Ok, must just be my deployment then. It's been in service for quite a while. I'll see what TAC has to say about it. From what I'm finding online, there are options to reset and resync the Context Visibility to help clear things up, I just can't seem to find whether or not you lose any data or if everything is brought back into the Context Visibility tables from the database.

Willdozer · ‎01-05-2026

Turns out, there is a defect with Patch 3 per TAC. Here is their response:
There is a defect for this behavior. I have linked this defect below.
Can you rollback/uninstall patch 3 on all nodes? After removing patch 3 on all nodes, install patch 4. The fix is to install patch 4. However, there is another defect where if patch 4 is installed on top of patch 3, it will remove the attributes completely where you won’t see them in other attributes either. This is why I recommend removing patch 3 first, before installing patch 4.

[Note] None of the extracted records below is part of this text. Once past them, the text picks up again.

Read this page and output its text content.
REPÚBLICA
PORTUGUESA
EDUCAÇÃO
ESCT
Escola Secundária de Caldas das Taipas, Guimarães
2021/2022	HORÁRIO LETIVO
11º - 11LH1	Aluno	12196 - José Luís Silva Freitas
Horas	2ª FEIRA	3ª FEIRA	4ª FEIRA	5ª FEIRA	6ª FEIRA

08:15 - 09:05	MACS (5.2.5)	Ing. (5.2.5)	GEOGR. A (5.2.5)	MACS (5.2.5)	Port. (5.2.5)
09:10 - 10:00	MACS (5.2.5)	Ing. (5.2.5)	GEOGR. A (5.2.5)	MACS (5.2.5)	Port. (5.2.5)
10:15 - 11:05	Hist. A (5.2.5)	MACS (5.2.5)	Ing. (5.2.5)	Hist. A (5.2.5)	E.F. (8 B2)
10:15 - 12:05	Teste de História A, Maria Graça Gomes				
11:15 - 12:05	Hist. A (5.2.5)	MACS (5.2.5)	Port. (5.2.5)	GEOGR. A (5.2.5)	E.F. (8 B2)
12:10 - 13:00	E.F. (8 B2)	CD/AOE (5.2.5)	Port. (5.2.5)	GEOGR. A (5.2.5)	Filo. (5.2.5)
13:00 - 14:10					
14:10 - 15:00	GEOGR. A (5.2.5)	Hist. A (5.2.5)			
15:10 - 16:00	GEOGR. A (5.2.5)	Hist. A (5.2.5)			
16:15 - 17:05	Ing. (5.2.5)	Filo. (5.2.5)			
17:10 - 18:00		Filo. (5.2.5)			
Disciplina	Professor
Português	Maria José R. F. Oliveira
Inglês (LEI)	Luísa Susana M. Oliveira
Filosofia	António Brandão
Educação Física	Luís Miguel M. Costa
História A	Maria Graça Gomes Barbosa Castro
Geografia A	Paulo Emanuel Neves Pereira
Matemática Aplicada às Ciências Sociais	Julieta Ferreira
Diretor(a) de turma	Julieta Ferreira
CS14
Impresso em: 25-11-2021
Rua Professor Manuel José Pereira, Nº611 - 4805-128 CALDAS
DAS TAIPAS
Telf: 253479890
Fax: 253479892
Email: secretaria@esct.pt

https://bst.cloudapps.cisco.com/bugsearch/bug/CSCwp01928

Willdozer · ‎01-05-2026

Is it possible to ask Cisco to update the Suggested Release for ISE to 3.4 Patch 4 instead Patch 3? I was upgrading from 3.2 and would have gone right to Patch 4 instead of the suggested 3 and saved myself this grief.

ahollifield · ‎01-05-2026

IMO there is little reason not to go to the latest ISE patch. Personally, I only like following Suggest Release for major versions. Things like security vulnerabilities will require being on a newer version. There is ZERO reason to lag on security specific fixes just because its not a gold-star patch.